Communication-Efficient Hybrid Federated Learning for E-health with Horizontal and Vertical Data Partitioning

Chong Yu,Shuaiqi Shen,Shiqiang Wang,Kuan Zhang,Hai Zhao
2024-04-16
Abstract:E-health allows smart devices and medical institutions to collaboratively collect patients' data, which is trained by Artificial Intelligence (AI) technologies to help doctors make diagnosis. By allowing multiple devices to train models collaboratively, federated learning is a promising solution to address the communication and privacy issues in e-health. However, applying federated learning in e-health faces many challenges. First, medical data is both horizontally and vertically partitioned. Since single Horizontal Federated Learning (HFL) or Vertical Federated Learning (VFL) techniques cannot deal with both types of data partitioning, directly applying them may consume excessive communication cost due to transmitting a part of raw data when requiring high modeling accuracy. Second, a naive combination of HFL and VFL has limitations including low training efficiency, unsound convergence analysis, and lack of parameter tuning strategies. In this paper, we provide a thorough study on an effective integration of HFL and VFL, to achieve communication efficiency and overcome the above limitations when data is both horizontally and vertically partitioned. Specifically, we propose a hybrid federated learning framework with one intermediate result exchange and two aggregation phases. Based on this framework, we develop a Hybrid Stochastic Gradient Descent (HSGD) algorithm to train models. Then, we theoretically analyze the convergence upper bound of the proposed algorithm. Using the convergence results, we design adaptive strategies to adjust the training parameters and shrink the size of transmitted data. Experimental results validate that the proposed HSGD algorithm can achieve the desired accuracy while reducing communication cost, and they also verify the effectiveness of the adaptive strategies.

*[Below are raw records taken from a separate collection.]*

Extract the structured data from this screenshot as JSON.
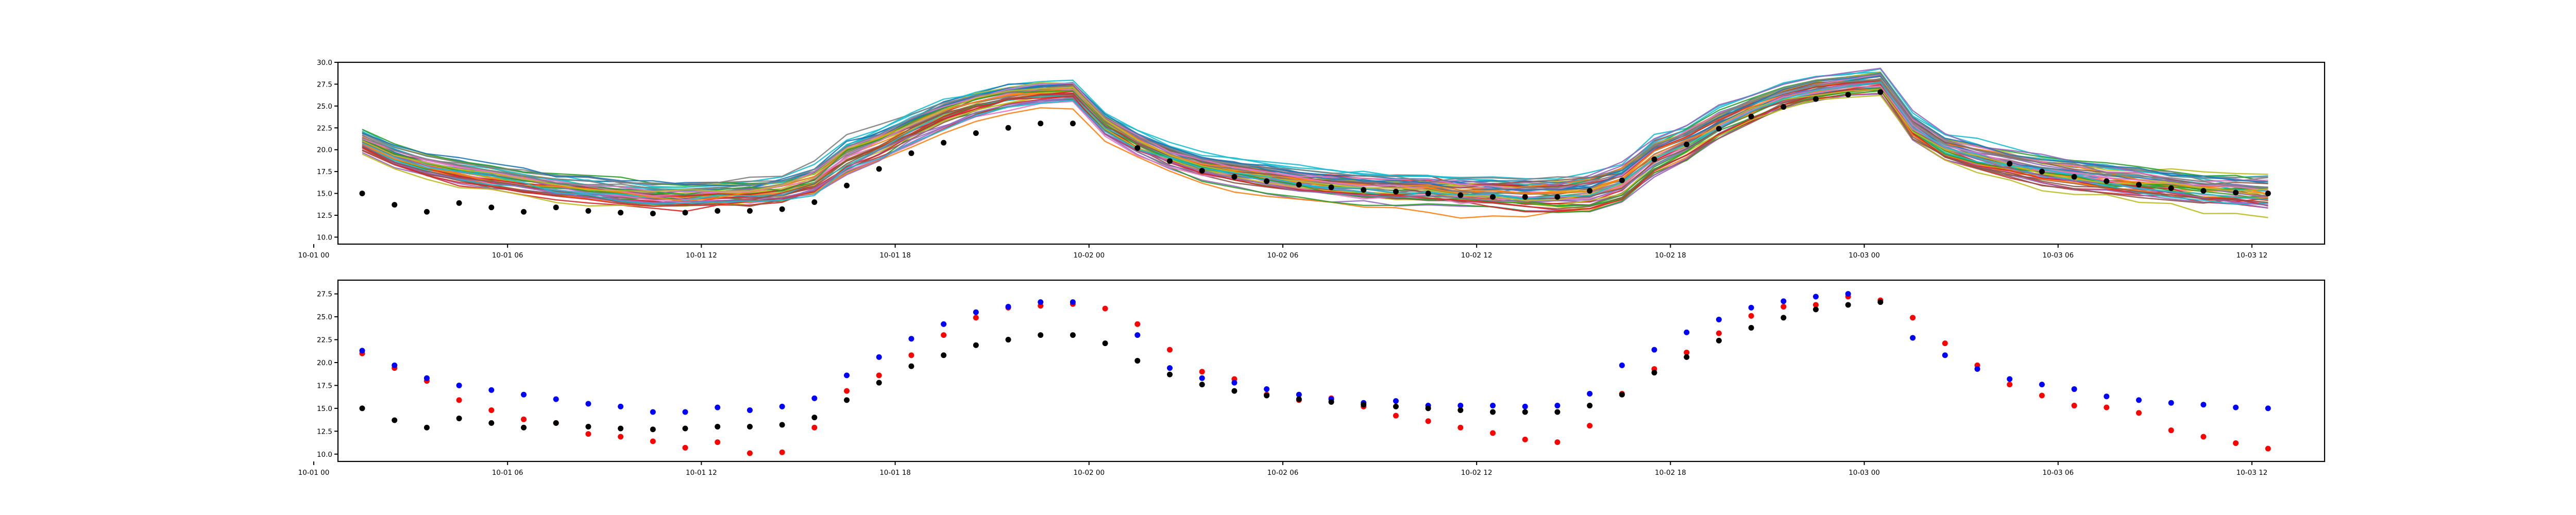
{
  "chart_data": [
    {
      "type": "line",
      "title": "",
      "xlabel": "",
      "ylabel": "",
      "xlim": [
        0.75,
        62.25
      ],
      "ylim": [
        9.2,
        30.0
      ],
      "x_ticks": [
        {
          "x": 0,
          "label": "10-01 00"
        },
        {
          "x": 6,
          "label": "10-01 06"
        },
        {
          "x": 12,
          "label": "10-01 12"
        },
        {
          "x": 18,
          "label": "10-01 18"
        },
        {
          "x": 24,
          "label": "10-02 00"
        },
        {
          "x": 30,
          "label": "10-02 06"
        },
        {
          "x": 36,
          "label": "10-02 12"
        },
        {
          "x": 42,
          "label": "10-02 18"
        },
        {
          "x": 48,
          "label": "10-03 00"
        },
        {
          "x": 54,
          "label": "10-03 06"
        },
        {
          "x": 60,
          "label": "10-03 12"
        }
      ],
      "y_ticks": [
        {
          "v": 10,
          "label": "10.0"
        },
        {
          "v": 12.5,
          "label": "12.5"
        },
        {
          "v": 15,
          "label": "15.0"
        },
        {
          "v": 17.5,
          "label": "17.5"
        },
        {
          "v": 20,
          "label": "20.0"
        },
        {
          "v": 22.5,
          "label": "22.5"
        },
        {
          "v": 25,
          "label": "25.0"
        },
        {
          "v": 27.5,
          "label": "27.5"
        },
        {
          "v": 30,
          "label": "30.0"
        }
      ],
      "grid": false,
      "ensemble_count": 50,
      "ensemble_colors": [
        "#1f77b4",
        "#ff7f0e",
        "#2ca02c",
        "#d62728",
        "#9467bd",
        "#8c564b",
        "#e377c2",
        "#7f7f7f",
        "#bcbd22",
        "#17becf"
      ],
      "x": [
        1.5,
        2.5,
        3.5,
        4.5,
        5.5,
        6.5,
        7.5,
        8.5,
        9.5,
        10.5,
        11.5,
        12.5,
        13.5,
        14.5,
        15.5,
        16.5,
        17.5,
        18.5,
        19.5,
        20.5,
        21.5,
        22.5,
        23.5,
        24.5,
        25.5,
        26.5,
        27.5,
        28.5,
        29.5,
        30.5,
        31.5,
        32.5,
        33.5,
        34.5,
        35.5,
        36.5,
        37.5,
        38.5,
        39.5,
        40.5,
        41.5,
        42.5,
        43.5,
        44.5,
        45.5,
        46.5,
        47.5,
        48.5,
        49.5,
        50.5,
        51.5,
        52.5,
        53.5,
        54.5,
        55.5,
        56.5,
        57.5,
        58.5,
        59.5,
        60.5
      ],
      "ensemble_mean": [
        21.1,
        19.4,
        18.3,
        17.6,
        17.0,
        16.4,
        15.9,
        15.6,
        15.2,
        14.9,
        14.9,
        15.1,
        15.2,
        15.5,
        16.6,
        19.3,
        20.8,
        22.6,
        24.3,
        25.5,
        26.3,
        26.7,
        26.9,
        23.2,
        21.0,
        19.4,
        18.2,
        17.6,
        17.1,
        16.5,
        16.2,
        15.9,
        15.7,
        15.6,
        15.3,
        15.2,
        15.0,
        15.0,
        15.3,
        16.4,
        19.4,
        21.0,
        23.2,
        24.8,
        26.2,
        27.0,
        27.5,
        27.8,
        22.8,
        20.3,
        19.3,
        18.5,
        17.7,
        17.2,
        16.7,
        16.3,
        15.9,
        15.4,
        15.2,
        15.0
      ],
      "ensemble_spread": [
        0.9,
        0.9,
        0.9,
        1.0,
        1.0,
        1.0,
        1.0,
        1.1,
        1.1,
        1.1,
        1.1,
        1.1,
        1.2,
        1.2,
        1.4,
        1.6,
        1.5,
        1.4,
        1.3,
        1.2,
        1.1,
        1.0,
        1.0,
        1.1,
        1.1,
        1.1,
        1.1,
        1.2,
        1.2,
        1.2,
        1.2,
        1.3,
        1.3,
        1.3,
        1.3,
        1.4,
        1.4,
        1.4,
        1.5,
        1.6,
        1.6,
        1.4,
        1.3,
        1.2,
        1.1,
        1.0,
        1.0,
        1.0,
        1.1,
        1.1,
        1.2,
        1.2,
        1.3,
        1.3,
        1.3,
        1.4,
        1.4,
        1.5,
        1.5,
        1.6
      ],
      "observed": [
        15.0,
        13.7,
        12.9,
        13.9,
        13.4,
        12.9,
        13.4,
        13.0,
        12.8,
        12.7,
        12.8,
        13.0,
        13.0,
        13.2,
        14.0,
        15.9,
        17.8,
        19.6,
        20.8,
        21.9,
        22.5,
        23.0,
        23.0,
        null,
        20.2,
        18.7,
        17.6,
        16.9,
        16.4,
        16.0,
        15.7,
        15.4,
        15.2,
        15.0,
        14.8,
        14.6,
        14.6,
        14.6,
        15.3,
        16.5,
        18.9,
        20.6,
        22.4,
        23.8,
        24.9,
        25.8,
        26.3,
        26.6,
        null,
        null,
        null,
        18.4,
        17.5,
        16.9,
        16.4,
        16.0,
        15.6,
        15.3,
        15.1,
        15.0
      ],
      "series": [
        {
          "name": "",
          "color": "#000000",
          "style": "markers",
          "values": "observed"
        },
        {
          "name": "",
          "style": "lines",
          "count": 50
        }
      ]
    },
    {
      "type": "scatter",
      "title": "",
      "xlabel": "",
      "ylabel": "",
      "xlim": [
        0.75,
        62.25
      ],
      "ylim": [
        9.2,
        29.0
      ],
      "x_ticks": [
        {
          "x": 0,
          "label": "10-01 00"
        },
        {
          "x": 6,
          "label": "10-01 06"
        },
        {
          "x": 12,
          "label": "10-01 12"
        },
        {
          "x": 18,
          "label": "10-01 18"
        },
        {
          "x": 24,
          "label": "10-02 00"
        },
        {
          "x": 30,
          "label": "10-02 06"
        },
        {
          "x": 36,
          "label": "10-02 12"
        },
        {
          "x": 42,
          "label": "10-02 18"
        },
        {
          "x": 48,
          "label": "10-03 00"
        },
        {
          "x": 54,
          "label": "10-03 06"
        },
        {
          "x": 60,
          "label": "10-03 12"
        }
      ],
      "y_ticks": [
        {
          "v": 10,
          "label": "10.0"
        },
        {
          "v": 12.5,
          "label": "12.5"
        },
        {
          "v": 15,
          "label": "15.0"
        },
        {
          "v": 17.5,
          "label": "17.5"
        },
        {
          "v": 20,
          "label": "20.0"
        },
        {
          "v": 22.5,
          "label": "22.5"
        },
        {
          "v": 25,
          "label": "25.0"
        },
        {
          "v": 27.5,
          "label": "27.5"
        }
      ],
      "grid": false,
      "x": [
        1.5,
        2.5,
        3.5,
        4.5,
        5.5,
        6.5,
        7.5,
        8.5,
        9.5,
        10.5,
        11.5,
        12.5,
        13.5,
        14.5,
        15.5,
        16.5,
        17.5,
        18.5,
        19.5,
        20.5,
        21.5,
        22.5,
        23.5,
        24.5,
        25.5,
        26.5,
        27.5,
        28.5,
        29.5,
        30.5,
        31.5,
        32.5,
        33.5,
        34.5,
        35.5,
        36.5,
        37.5,
        38.5,
        39.5,
        40.5,
        41.5,
        42.5,
        43.5,
        44.5,
        45.5,
        46.5,
        47.5,
        48.5,
        49.5,
        50.5,
        51.5,
        52.5,
        53.5,
        54.5,
        55.5,
        56.5,
        57.5,
        58.5,
        59.5,
        60.5
      ],
      "series": [
        {
          "name": "",
          "color": "#ff0000",
          "values": [
            21.0,
            19.4,
            18.0,
            15.9,
            14.8,
            13.8,
            13.4,
            12.2,
            11.9,
            11.4,
            10.7,
            11.3,
            10.1,
            10.2,
            12.9,
            16.9,
            18.6,
            20.8,
            23.0,
            24.9,
            26.0,
            26.2,
            26.4,
            25.9,
            24.2,
            21.4,
            19.0,
            18.2,
            16.5,
            15.9,
            16.1,
            15.2,
            14.2,
            13.6,
            12.9,
            12.3,
            11.6,
            11.3,
            13.1,
            16.6,
            19.3,
            21.1,
            23.2,
            25.1,
            26.1,
            26.3,
            27.2,
            26.8,
            24.9,
            22.1,
            19.7,
            17.6,
            16.4,
            15.3,
            15.1,
            14.5,
            12.6,
            11.9,
            11.2,
            10.6
          ]
        },
        {
          "name": "",
          "color": "#0000ff",
          "values": [
            21.3,
            19.7,
            18.3,
            17.5,
            17.0,
            16.5,
            16.0,
            15.5,
            15.2,
            14.6,
            14.6,
            15.1,
            14.8,
            15.2,
            16.1,
            18.6,
            20.6,
            22.6,
            24.2,
            25.5,
            26.1,
            26.6,
            26.6,
            null,
            23.0,
            19.4,
            18.3,
            17.8,
            17.1,
            16.5,
            16.0,
            15.6,
            15.8,
            15.3,
            15.3,
            15.3,
            15.2,
            15.3,
            16.6,
            19.7,
            21.4,
            23.3,
            24.7,
            26.0,
            26.7,
            27.2,
            27.5,
            null,
            22.7,
            20.8,
            19.3,
            18.2,
            17.6,
            17.1,
            16.3,
            15.9,
            15.6,
            15.4,
            15.1,
            15.0
          ]
        },
        {
          "name": "",
          "color": "#000000",
          "values": [
            15.0,
            13.7,
            12.9,
            13.9,
            13.4,
            12.9,
            13.4,
            13.0,
            12.8,
            12.7,
            12.8,
            13.0,
            13.0,
            13.2,
            14.0,
            15.9,
            17.8,
            19.6,
            20.8,
            21.9,
            22.5,
            23.0,
            23.0,
            22.1,
            20.2,
            18.7,
            17.6,
            16.9,
            16.4,
            16.0,
            15.7,
            15.4,
            15.2,
            15.0,
            14.8,
            14.6,
            14.6,
            14.6,
            15.3,
            16.5,
            18.9,
            20.6,
            22.4,
            23.8,
            24.9,
            25.8,
            26.3,
            26.6,
            null,
            null,
            null,
            null,
            null,
            null,
            null,
            null,
            null,
            null,
            null,
            null
          ]
        }
      ]
    }
  ]
}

Machine Learning,Distributed, Parallel, and Cluster Computing
What problem does this paper attempt to address?
The problem that this paper attempts to solve is the low communication efficiency and privacy protection issues in e - health due to horizontal and vertical data partitioning. Specifically, the challenges mentioned in the paper include: 1. **Horizontal and vertical data partitioning**: Medical data has both horizontal partitioning (samples are different but features are the same among different devices or hospitals) and vertical partitioning (the data of the same patient is distributed among different devices and hospitals). Using horizontal federated learning (HFL) or vertical federated learning (VFL) alone cannot effectively handle these two types of partitioning, and direct application will lead to excessive communication costs. 2. **Limitations of existing methods**: - The method of simply combining HFL and VFL has deficiencies in training efficiency, convergence analysis, and parameter adjustment strategies. - The interaction between HFL and VFL complicates the theoretical convergence proof and lacks the convergence results required to optimize the training process. - The lag of intermediate results affects the modeling efficiency, especially in the global multi - classification method. - Training efficiency is affected by multiple configurations, such as global aggregation interval, local communication frequency, and learning rate, but the specific impact of these parameters on model performance is still unclear. To solve these problems, the author proposes a new hybrid federated learning framework, aiming to improve communication efficiency and overcome the above limitations. This framework includes an intermediate result exchange stage and two aggregation stages (local aggregation and global aggregation), and a hybrid stochastic gradient descent (HSGD) algorithm is developed to train the model. In addition, the author also conducts theoretical analysis, derives the convergence conditions of the algorithm, and designs an adaptive strategy to adjust training parameters, thereby reducing communication costs and improving accuracy.